For this, Mr. Kolker divides the book into three large chapters. The first chapter titled “The Validity of the Image” kicks off with a quote from Giuseppe Bertolucci: “The Cinema was born with neo-realism”. Although Mr. Kolker refuses to take up the conventional chronology that is used to trace cinema’s growth (with the clichéd Lumiére brothers versus Georges Melies discussion), he actually presents a good picture of the history of cinema in this chapter. He superficially explores how expressionism paved the way for film noir, which lead to neo-realism in a way, which in turn resulted in the birth of the French new wave, culminating in a hybrid form of cinema in the seventies.  But his main focus in this chapter remains on neo-realism as he studies the very many theories that attempted at first to destroy the bourgeois control of cinema and then create a form that captured the reality “out there”.
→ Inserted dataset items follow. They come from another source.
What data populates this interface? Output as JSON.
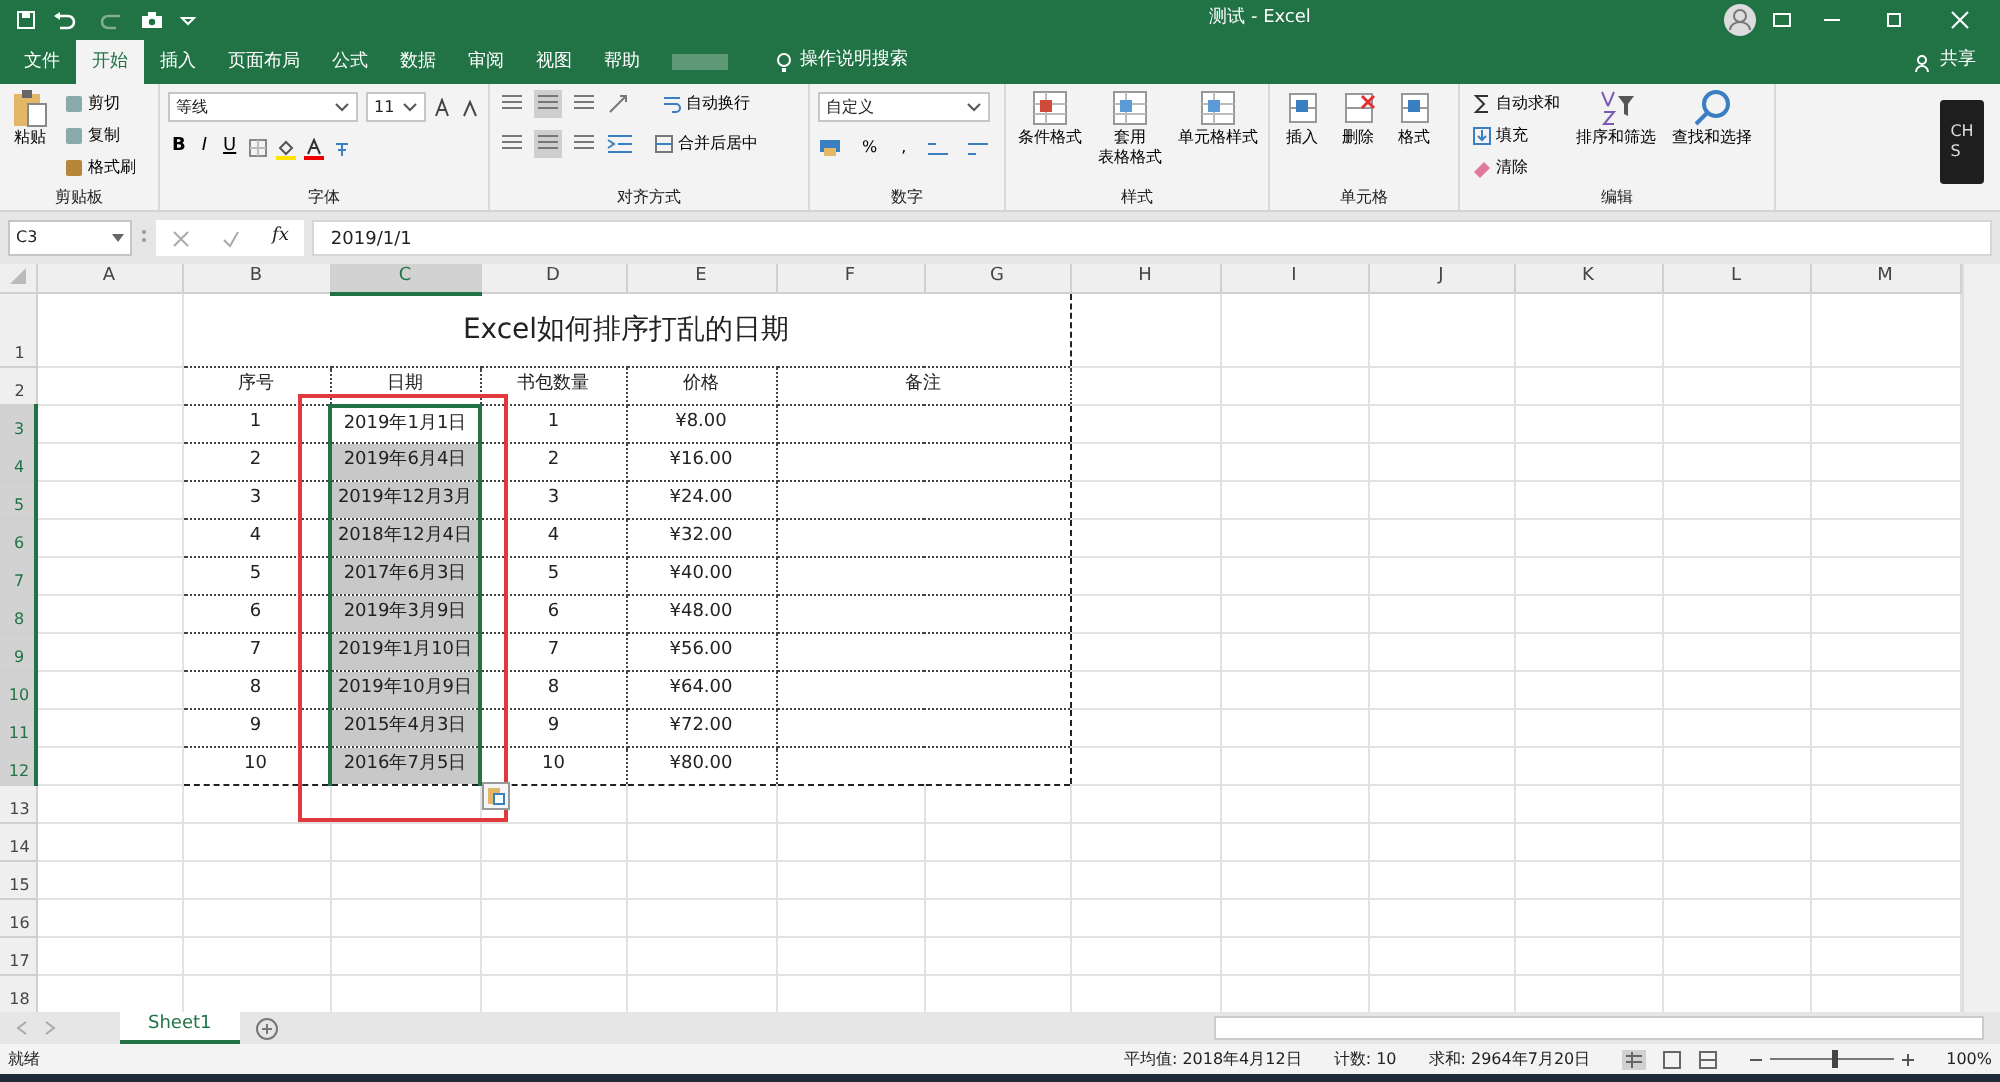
{
  "title_bar": {
    "title": "测试 - Excel"
  },
  "menu_tabs": [
    {
      "label": "文件",
      "selected": false
    },
    {
      "label": "开始",
      "selected": true
    },
    {
      "label": "插入",
      "selected": false
    },
    {
      "label": "页面布局",
      "selected": false
    },
    {
      "label": "公式",
      "selected": false
    },
    {
      "label": "数据",
      "selected": false
    },
    {
      "label": "审阅",
      "selected": false
    },
    {
      "label": "视图",
      "selected": false
    },
    {
      "label": "帮助",
      "selected": false
    }
  ],
  "tell_me": "操作说明搜索",
  "share": "共享",
  "ribbon": {
    "clipboard": {
      "label": "剪贴板",
      "paste": "粘贴",
      "items": [
        "剪切",
        "复制",
        "格式刷"
      ]
    },
    "font": {
      "label": "字体",
      "font_name": "等线",
      "font_size": "11",
      "style_buttons": [
        "B",
        "I",
        "U"
      ]
    },
    "alignment": {
      "label": "对齐方式",
      "wrap": "自动换行",
      "merge": "合并后居中"
    },
    "number": {
      "label": "数字",
      "format": "自定义",
      "symbols": [
        "%",
        ","
      ]
    },
    "styles": {
      "label": "样式",
      "buttons": [
        [
          "条件格式"
        ],
        [
          "套用",
          "表格格式"
        ],
        [
          "单元格样式"
        ]
      ]
    },
    "cells": {
      "label": "单元格",
      "buttons": [
        "插入",
        "删除",
        "格式"
      ]
    },
    "editing": {
      "label": "编辑",
      "items": [
        "自动求和",
        "填充",
        "清除"
      ],
      "buttons": [
        "排序和筛选",
        "查找和选择"
      ]
    },
    "ime": [
      "CH",
      "S"
    ]
  },
  "formula_bar": {
    "name_box": "C3",
    "fx": "fx",
    "formula": "2019/1/1"
  },
  "sheet": {
    "columns": [
      {
        "label": "A",
        "selected": false
      },
      {
        "label": "B",
        "selected": false
      },
      {
        "label": "C",
        "selected": true
      },
      {
        "label": "D",
        "selected": false
      },
      {
        "label": "E",
        "selected": false
      },
      {
        "label": "F",
        "selected": false
      },
      {
        "label": "G",
        "selected": false
      },
      {
        "label": "H",
        "selected": false
      },
      {
        "label": "I",
        "selected": false
      },
      {
        "label": "J",
        "selected": false
      },
      {
        "label": "K",
        "selected": false
      },
      {
        "label": "L",
        "selected": false
      },
      {
        "label": "M",
        "selected": false
      }
    ],
    "row_numbers": [
      {
        "label": "1",
        "selected": false
      },
      {
        "label": "2",
        "selected": false
      },
      {
        "label": "3",
        "selected": true
      },
      {
        "label": "4",
        "selected": true
      },
      {
        "label": "5",
        "selected": true
      },
      {
        "label": "6",
        "selected": true
      },
      {
        "label": "7",
        "selected": true
      },
      {
        "label": "8",
        "selected": true
      },
      {
        "label": "9",
        "selected": true
      },
      {
        "label": "10",
        "selected": true
      },
      {
        "label": "11",
        "selected": true
      },
      {
        "label": "12",
        "selected": true
      },
      {
        "label": "13",
        "selected": false
      },
      {
        "label": "14",
        "selected": false
      },
      {
        "label": "15",
        "selected": false
      },
      {
        "label": "16",
        "selected": false
      },
      {
        "label": "17",
        "selected": false
      },
      {
        "label": "18",
        "selected": false
      }
    ],
    "title": "Excel如何排序打乱的日期",
    "headers": [
      "序号",
      "日期",
      "书包数量",
      "价格",
      "备注"
    ],
    "rows": [
      {
        "no": "1",
        "date": "2019年1月1日",
        "selected": true,
        "active": true,
        "qty": "1",
        "price": "¥8.00"
      },
      {
        "no": "2",
        "date": "2019年6月4日",
        "selected": true,
        "active": false,
        "qty": "2",
        "price": "¥16.00"
      },
      {
        "no": "3",
        "date": "2019年12月3月",
        "selected": true,
        "active": false,
        "qty": "3",
        "price": "¥24.00"
      },
      {
        "no": "4",
        "date": "2018年12月4日",
        "selected": true,
        "active": false,
        "qty": "4",
        "price": "¥32.00"
      },
      {
        "no": "5",
        "date": "2017年6月3日",
        "selected": true,
        "active": false,
        "qty": "5",
        "price": "¥40.00"
      },
      {
        "no": "6",
        "date": "2019年3月9日",
        "selected": true,
        "active": false,
        "qty": "6",
        "price": "¥48.00"
      },
      {
        "no": "7",
        "date": "2019年1月10日",
        "selected": true,
        "active": false,
        "qty": "7",
        "price": "¥56.00"
      },
      {
        "no": "8",
        "date": "2019年10月9日",
        "selected": true,
        "active": false,
        "qty": "8",
        "price": "¥64.00"
      },
      {
        "no": "9",
        "date": "2015年4月3日",
        "selected": true,
        "active": false,
        "qty": "9",
        "price": "¥72.00"
      },
      {
        "no": "10",
        "date": "2016年7月5日",
        "selected": true,
        "active": false,
        "qty": "10",
        "price": "¥80.00"
      }
    ]
  },
  "sheet_tabs": [
    {
      "label": "Sheet1",
      "selected": true
    }
  ],
  "status_bar": {
    "state": "就绪",
    "average": "平均值: 2018年4月12日",
    "count": "计数: 10",
    "sum": "求和: 2964年7月20日",
    "zoom": {
      "level": 0.5
    },
    "zoom_text": "100%"
  }
}
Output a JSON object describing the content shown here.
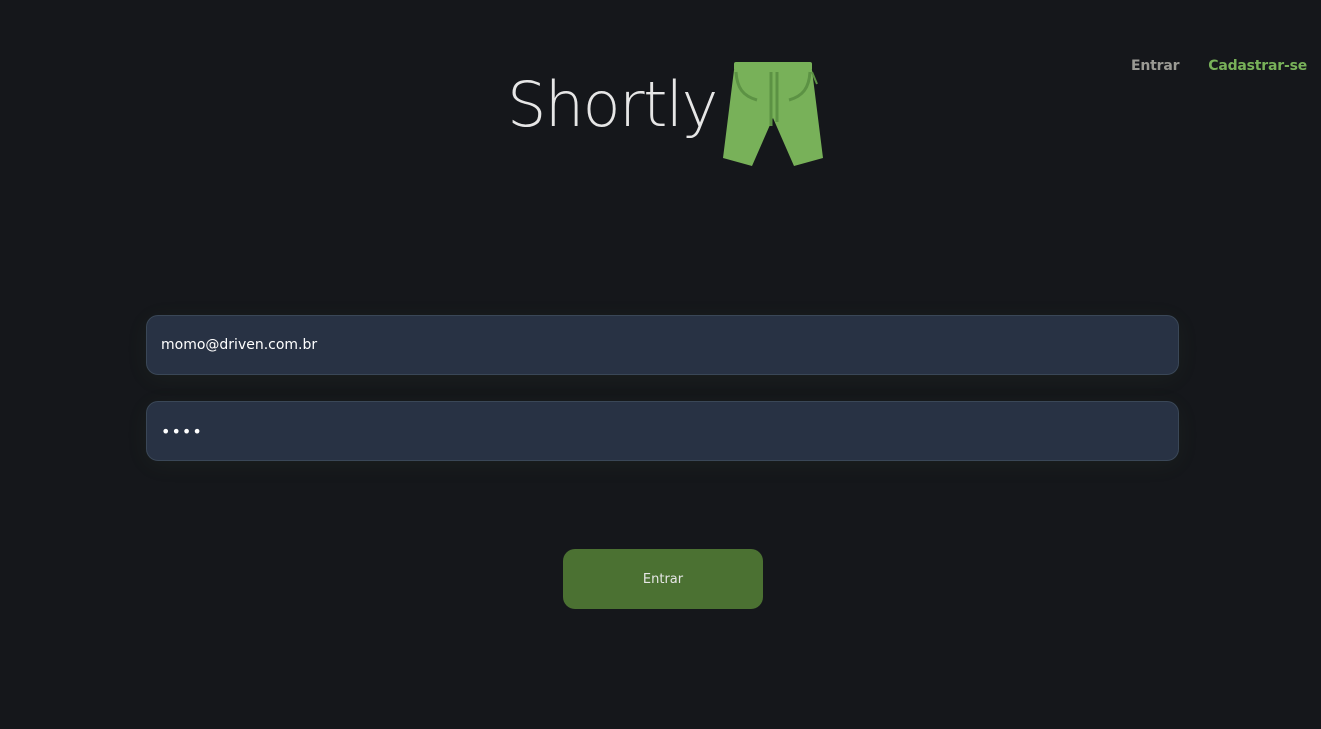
{
  "header": {
    "logo_text": "Shortly",
    "logo_icon": "shorts-icon",
    "nav": {
      "login_label": "Entrar",
      "signup_label": "Cadastrar-se"
    }
  },
  "login_form": {
    "email_value": "momo@driven.com.br",
    "password_value": "••••",
    "submit_label": "Entrar"
  },
  "colors": {
    "background": "#15171b",
    "accent_green": "#78b159",
    "button_green": "#4b7132",
    "input_background": "#283244"
  }
}
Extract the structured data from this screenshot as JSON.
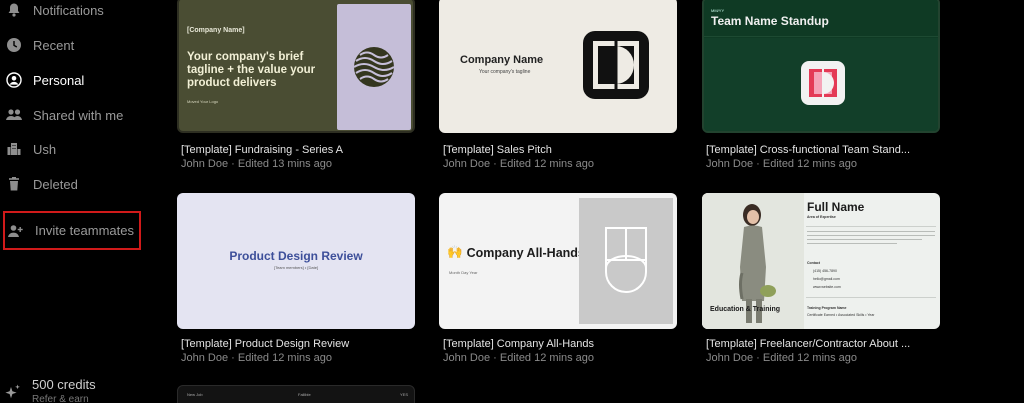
{
  "sidebar": {
    "items": [
      {
        "label": "Notifications",
        "icon": "bell-icon"
      },
      {
        "label": "Recent",
        "icon": "clock-icon"
      },
      {
        "label": "Personal",
        "icon": "user-circle-icon"
      },
      {
        "label": "Shared with me",
        "icon": "users-icon"
      },
      {
        "label": "Ush",
        "icon": "building-icon"
      },
      {
        "label": "Deleted",
        "icon": "trash-icon"
      }
    ],
    "invite_label": "Invite teammates",
    "credits_label": "500 credits",
    "credits_sub": "Refer & earn"
  },
  "cards": [
    {
      "title": "[Template] Fundraising - Series A",
      "meta": "John Doe · Edited 13 mins ago",
      "thumb": {
        "tag": "[Company Name]",
        "headline": "Your company's brief tagline + the value your product delivers",
        "footer": "Moved Your Logo"
      }
    },
    {
      "title": "[Template] Sales Pitch",
      "meta": "John Doe · Edited 12 mins ago",
      "thumb": {
        "company": "Company Name",
        "tagline": "Your company's tagline"
      }
    },
    {
      "title": "[Template] Cross-functional Team Stand...",
      "meta": "John Doe · Edited 12 mins ago",
      "thumb": {
        "small": "MM/YY",
        "headline": "Team Name Standup"
      }
    },
    {
      "title": "[Template] Product Design Review",
      "meta": "John Doe · Edited 12 mins ago",
      "thumb": {
        "headline": "Product Design Review",
        "sub": "[Team members] • [Date]"
      }
    },
    {
      "title": "[Template] Company All-Hands",
      "meta": "John Doe · Edited 12 mins ago",
      "thumb": {
        "emoji": "🙌",
        "headline": "Company All-Hands",
        "sub": "Month Day Year"
      }
    },
    {
      "title": "[Template] Freelancer/Contractor About ...",
      "meta": "John Doe · Edited 12 mins ago",
      "thumb": {
        "name": "Full Name",
        "area": "Area of Expertise",
        "contact": "Contact",
        "phone": "(415) 456-7890",
        "email": "hello@gmail.com",
        "site": "www.website.com",
        "education": "Education & Training",
        "program": "Training Program Name",
        "program_sub": "Certificate Earned • Associated Skills • Year"
      }
    },
    {
      "title": "",
      "meta": "",
      "thumb": {
        "left": "New Job",
        "mid": "Fallible",
        "right": "YES"
      }
    }
  ],
  "colors": {
    "invite_outline": "#d11a1a",
    "background": "#000000"
  }
}
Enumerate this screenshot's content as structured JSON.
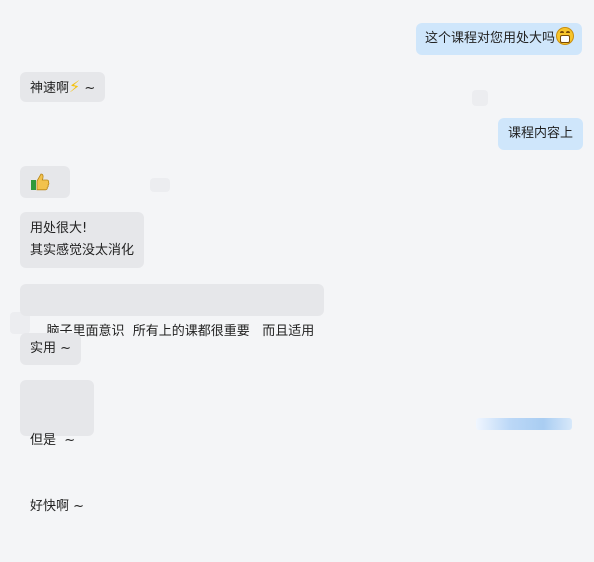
{
  "messages": {
    "m1": {
      "text": "这个课程对您用处大吗",
      "icon": "grinning-face-icon"
    },
    "m2": {
      "text": "神速啊",
      "tail": " ~",
      "icon": "lightning-icon"
    },
    "m3": {
      "text": "课程内容上"
    },
    "m4": {
      "icon": "thumbs-up-icon"
    },
    "m5": {
      "line1": "用处很大!",
      "line2": "其实感觉没太消化"
    },
    "m6": {
      "text": "脑子里面意识  所有上的课都很重要   而且适用"
    },
    "m7": {
      "text": "实用 ~"
    },
    "m8": {
      "line1": "但是  ~",
      "line2": "好快啊 ~"
    }
  },
  "colors": {
    "background": "#f4f5f7",
    "incoming_bubble": "#e6e7ea",
    "outgoing_bubble": "#cfe6fb"
  }
}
The next chapter is called “The Substance of Form” and is probably the biggest one of the three. Here, Mr. Kolker talks about redefinition of cinematic forms by directors who attempted to develop an interactive kind of cinema in reply to the reassuring continuity and passivity of Hollywood. He discusses how the directors destroyed, exaggerated and mixed genres in order to make the audience understand and work out what happened and why it happened that way. He covers a variety of experiments including fracturing of narratives, working within conventions to expose its absurdity, refusal of continuity and omniscient gaze and much more. The French New Wave, in particular, is covered in detail with an overview of every major director of the movement.

The final chapter, “Politics, Psychology and Memory”, rounds off the book with the examination of the influence of history, politics and leftist revolutions on the filmmakers of Western Europe.  Basing his arguments on figures like Bertolucci, Losey, Fassbinder and other Latin American filmmakers, Mr. Kolker talks about the way these films studied fascism and its effects on psychology of the post-war world.  He additionally probes how bourgeois complacency, politics of sexuality, memories and residues of fascism and the left’s struggles relate to each other and gradually make their way into many of these films. Mr. Kolker successfully covers both periods – the rise and fall – of the student revolution and observes the changes in attitudes of the filmmakers towards their subject following its failure.

What is most surprising for me about the book is the way Mr. Kolker examines the films to support his statements. Each analysis seems indisputable and like the only possible interpretation after all. He deconstructs a film (or a movement) into so many layers of meaning that it seems like a flawless movie until Mr. Kolker himself puts it down with drawbacks one would have never imagined. As a result, unsuspecting readers like me, who haven’t seen those films or are relatively new to cinema, might get completely carried away with the text. I do not hint manipulation here. Mr. Kolker does provide in-depth discussions of the films but is also careful enough to let the reader carry on with the discussion using the threads he has provided.

Having said that it is a fantastic book on films and film movements, I must also point out that The Altering Eye is not for the causal reader. You will be going through a paragraph again and again or stuck in a section for a long time. But that is because the content of the book demands it. So if you are looking for a book on cinema that you would want to read with ease, this book may not be the right choice. However, if you want to seriously learn about serious cinema, The Altering Eye is absolutely essential.